Showing posts with label online abuse. Show all posts
Showing posts with label online abuse. Show all posts

Monday, 26 May 2014

Mindless spleen

The journalist Robert Fisk has made a heartfelt plea for action to curb the rising tide of abusive and venomous comments on the internet. He says an increasing number of media sites are suspending or restricting online comments because mindless spleen is taking over from serious thinking.

He is disturbed that privacy and anonymity is becoming more important than responsibility, and instant reaction counts more than considered opinion.

He refers to the personal trauma that such vicious abuse can cause. He mentions the suicide of an Irish government minister. He could also have mentioned the many young people who have killed themselves as a result of relentless online bullying.

Personally, when I read the comments on media articles, I'm often shocked by how vitriolic and brutal they are. Under cover of anonymity, the writers simply lash out like brainless thugs.

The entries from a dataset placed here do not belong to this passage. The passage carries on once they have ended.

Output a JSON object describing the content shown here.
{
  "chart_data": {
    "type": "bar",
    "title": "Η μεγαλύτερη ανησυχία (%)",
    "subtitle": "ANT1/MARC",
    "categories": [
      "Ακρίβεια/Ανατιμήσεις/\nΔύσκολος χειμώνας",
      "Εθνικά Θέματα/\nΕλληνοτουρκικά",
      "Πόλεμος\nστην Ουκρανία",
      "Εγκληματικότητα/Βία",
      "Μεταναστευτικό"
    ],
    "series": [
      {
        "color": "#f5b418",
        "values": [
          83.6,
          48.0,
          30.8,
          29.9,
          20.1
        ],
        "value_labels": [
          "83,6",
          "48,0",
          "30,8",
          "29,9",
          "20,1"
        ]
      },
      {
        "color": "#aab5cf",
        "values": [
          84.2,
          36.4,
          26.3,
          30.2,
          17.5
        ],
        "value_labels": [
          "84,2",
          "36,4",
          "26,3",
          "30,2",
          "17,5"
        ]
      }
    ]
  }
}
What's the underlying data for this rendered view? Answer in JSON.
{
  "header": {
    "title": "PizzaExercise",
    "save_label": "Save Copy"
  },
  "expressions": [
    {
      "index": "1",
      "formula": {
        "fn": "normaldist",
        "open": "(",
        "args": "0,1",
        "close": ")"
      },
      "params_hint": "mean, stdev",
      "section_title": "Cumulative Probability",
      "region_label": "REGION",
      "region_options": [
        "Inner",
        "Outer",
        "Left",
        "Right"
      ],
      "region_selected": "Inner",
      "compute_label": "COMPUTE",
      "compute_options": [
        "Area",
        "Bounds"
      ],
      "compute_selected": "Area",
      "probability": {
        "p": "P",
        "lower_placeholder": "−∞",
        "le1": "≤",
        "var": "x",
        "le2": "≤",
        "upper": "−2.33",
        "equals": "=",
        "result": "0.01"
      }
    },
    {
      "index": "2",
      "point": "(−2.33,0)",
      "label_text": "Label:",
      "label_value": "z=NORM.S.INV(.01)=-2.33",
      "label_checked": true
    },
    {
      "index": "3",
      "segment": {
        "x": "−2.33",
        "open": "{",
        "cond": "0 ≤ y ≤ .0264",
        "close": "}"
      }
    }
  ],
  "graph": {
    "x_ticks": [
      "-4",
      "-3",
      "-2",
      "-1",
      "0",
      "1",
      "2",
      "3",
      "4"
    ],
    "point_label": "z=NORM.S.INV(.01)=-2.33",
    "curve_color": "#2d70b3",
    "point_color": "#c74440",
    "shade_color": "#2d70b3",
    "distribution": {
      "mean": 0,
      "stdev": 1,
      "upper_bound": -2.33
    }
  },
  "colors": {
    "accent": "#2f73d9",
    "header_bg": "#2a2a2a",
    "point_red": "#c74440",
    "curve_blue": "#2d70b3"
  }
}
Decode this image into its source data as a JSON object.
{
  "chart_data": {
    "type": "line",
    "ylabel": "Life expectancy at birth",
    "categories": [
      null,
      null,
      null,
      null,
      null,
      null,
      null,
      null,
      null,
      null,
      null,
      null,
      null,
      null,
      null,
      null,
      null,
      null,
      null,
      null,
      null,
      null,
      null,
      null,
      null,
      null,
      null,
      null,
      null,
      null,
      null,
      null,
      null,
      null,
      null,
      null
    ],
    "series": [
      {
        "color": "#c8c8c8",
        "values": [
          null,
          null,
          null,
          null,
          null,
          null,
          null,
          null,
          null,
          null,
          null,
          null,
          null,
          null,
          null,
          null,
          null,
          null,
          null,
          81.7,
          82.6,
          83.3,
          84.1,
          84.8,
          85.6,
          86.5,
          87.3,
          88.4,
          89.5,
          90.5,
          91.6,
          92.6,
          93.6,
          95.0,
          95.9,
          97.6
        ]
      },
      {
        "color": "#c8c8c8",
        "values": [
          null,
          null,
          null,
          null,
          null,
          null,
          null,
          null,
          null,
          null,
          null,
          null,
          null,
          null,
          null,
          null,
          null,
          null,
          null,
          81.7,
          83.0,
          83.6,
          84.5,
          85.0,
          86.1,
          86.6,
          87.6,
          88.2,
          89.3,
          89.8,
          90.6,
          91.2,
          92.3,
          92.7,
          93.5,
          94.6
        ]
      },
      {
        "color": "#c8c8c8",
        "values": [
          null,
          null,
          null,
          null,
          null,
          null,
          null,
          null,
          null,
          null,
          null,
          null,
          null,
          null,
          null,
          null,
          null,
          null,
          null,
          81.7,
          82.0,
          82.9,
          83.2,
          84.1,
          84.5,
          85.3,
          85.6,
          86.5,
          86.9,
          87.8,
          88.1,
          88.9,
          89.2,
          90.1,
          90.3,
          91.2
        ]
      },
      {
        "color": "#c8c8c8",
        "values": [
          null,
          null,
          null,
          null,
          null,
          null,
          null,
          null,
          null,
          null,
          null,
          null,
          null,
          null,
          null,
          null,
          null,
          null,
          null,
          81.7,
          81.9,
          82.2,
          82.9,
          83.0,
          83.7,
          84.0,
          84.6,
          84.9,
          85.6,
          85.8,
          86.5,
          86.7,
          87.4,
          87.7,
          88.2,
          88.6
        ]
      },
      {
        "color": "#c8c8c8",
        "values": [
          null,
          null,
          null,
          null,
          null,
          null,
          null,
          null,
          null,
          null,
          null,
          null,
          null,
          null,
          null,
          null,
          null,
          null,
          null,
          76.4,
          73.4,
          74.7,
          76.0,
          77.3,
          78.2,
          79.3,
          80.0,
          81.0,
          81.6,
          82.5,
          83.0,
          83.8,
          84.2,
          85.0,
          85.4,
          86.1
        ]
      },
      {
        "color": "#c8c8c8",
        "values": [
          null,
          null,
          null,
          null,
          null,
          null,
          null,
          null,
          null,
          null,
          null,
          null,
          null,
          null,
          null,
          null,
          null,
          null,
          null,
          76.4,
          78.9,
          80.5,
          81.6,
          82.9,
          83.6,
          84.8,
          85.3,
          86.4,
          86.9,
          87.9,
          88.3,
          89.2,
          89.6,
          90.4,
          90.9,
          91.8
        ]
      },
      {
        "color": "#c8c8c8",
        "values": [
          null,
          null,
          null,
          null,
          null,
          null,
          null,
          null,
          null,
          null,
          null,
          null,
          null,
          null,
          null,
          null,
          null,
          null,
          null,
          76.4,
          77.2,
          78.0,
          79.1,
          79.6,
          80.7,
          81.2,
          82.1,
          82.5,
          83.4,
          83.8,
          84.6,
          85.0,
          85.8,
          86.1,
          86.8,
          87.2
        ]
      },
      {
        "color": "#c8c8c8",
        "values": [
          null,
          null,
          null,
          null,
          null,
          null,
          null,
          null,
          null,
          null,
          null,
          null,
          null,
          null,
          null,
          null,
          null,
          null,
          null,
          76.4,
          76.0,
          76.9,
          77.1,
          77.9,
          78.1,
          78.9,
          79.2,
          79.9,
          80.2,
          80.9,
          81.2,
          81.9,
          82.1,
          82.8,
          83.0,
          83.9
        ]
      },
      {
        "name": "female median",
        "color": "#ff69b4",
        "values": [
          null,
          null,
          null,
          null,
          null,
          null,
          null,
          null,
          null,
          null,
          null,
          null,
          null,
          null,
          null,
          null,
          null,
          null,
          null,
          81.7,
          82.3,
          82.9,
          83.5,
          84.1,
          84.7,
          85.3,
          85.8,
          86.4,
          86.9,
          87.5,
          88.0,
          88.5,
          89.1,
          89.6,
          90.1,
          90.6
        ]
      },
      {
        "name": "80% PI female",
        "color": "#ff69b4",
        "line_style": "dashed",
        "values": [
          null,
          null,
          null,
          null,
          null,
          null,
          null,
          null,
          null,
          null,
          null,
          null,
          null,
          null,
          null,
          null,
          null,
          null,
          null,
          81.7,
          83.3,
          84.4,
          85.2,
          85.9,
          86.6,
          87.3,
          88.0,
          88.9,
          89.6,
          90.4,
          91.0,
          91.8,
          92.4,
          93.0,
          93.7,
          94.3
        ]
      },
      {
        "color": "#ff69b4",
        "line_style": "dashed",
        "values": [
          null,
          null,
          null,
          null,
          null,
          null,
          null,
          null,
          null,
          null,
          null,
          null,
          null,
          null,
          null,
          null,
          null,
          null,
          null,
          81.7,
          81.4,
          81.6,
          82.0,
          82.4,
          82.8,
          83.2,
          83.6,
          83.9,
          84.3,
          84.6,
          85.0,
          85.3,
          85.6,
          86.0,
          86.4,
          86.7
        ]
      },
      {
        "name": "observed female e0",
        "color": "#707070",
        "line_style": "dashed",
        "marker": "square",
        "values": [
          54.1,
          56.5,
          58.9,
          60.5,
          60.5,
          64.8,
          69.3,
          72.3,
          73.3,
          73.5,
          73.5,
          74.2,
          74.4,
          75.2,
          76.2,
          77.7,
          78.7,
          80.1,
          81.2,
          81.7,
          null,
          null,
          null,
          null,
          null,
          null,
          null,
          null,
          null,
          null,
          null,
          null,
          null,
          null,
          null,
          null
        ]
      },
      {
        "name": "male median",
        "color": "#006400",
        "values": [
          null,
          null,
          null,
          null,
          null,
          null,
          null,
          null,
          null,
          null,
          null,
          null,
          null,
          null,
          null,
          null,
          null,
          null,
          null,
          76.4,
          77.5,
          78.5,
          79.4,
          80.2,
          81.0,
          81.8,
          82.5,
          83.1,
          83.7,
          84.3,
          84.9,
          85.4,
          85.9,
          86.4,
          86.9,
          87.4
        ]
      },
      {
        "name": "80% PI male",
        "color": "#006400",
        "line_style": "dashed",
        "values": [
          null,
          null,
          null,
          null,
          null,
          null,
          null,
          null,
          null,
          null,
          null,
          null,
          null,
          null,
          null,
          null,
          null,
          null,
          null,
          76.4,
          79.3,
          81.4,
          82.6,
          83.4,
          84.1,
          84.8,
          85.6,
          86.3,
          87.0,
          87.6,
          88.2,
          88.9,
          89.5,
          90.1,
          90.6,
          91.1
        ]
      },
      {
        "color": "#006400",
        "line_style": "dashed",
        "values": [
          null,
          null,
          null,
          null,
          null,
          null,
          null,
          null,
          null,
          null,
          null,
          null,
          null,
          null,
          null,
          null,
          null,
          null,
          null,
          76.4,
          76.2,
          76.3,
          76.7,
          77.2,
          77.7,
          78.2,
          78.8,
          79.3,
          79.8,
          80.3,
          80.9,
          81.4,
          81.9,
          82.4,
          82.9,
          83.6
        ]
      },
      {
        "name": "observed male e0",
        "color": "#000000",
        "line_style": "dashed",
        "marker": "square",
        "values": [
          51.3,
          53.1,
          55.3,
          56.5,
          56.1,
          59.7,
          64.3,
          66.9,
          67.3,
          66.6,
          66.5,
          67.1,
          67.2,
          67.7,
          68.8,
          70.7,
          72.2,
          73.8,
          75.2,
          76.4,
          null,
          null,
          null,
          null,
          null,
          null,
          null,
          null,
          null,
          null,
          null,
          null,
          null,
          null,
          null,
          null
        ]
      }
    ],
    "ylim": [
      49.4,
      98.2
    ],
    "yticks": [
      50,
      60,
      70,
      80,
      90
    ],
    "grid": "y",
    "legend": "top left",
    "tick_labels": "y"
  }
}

These aren't comments in any normal sense. They don't come from a thorough and considered reading of an article. They don't show any respect or sympathy for other people's views or circumstances. They don't have any intelligent thoughts or fresh perspectives to offer. They are simply verbal kickings trying to harm some vulnerable, sensitive human being.

It's the ability to be anonymous that allows the commenters to be as malicious as they like, ignore all the usual conventions of decent behaviour, and not have any comeback. They can burst out of their hiding-places, lob a few online grenades, then disappear again, and nothing can be done to stop them except in very serious cases where the police are compelled to trace their identities.

It seems to me the media either have to ban anonymity or restrict online comments. The first may discourage some worthwhile comments, the second is a form of censorship, but surely either of those is preferable to people being scared that voicing their opinions will just unleash a sickening torrent of abuse.

Shrugging your shoulders and saying "Oh well, that's the internet for you" simply isn't good enough any more.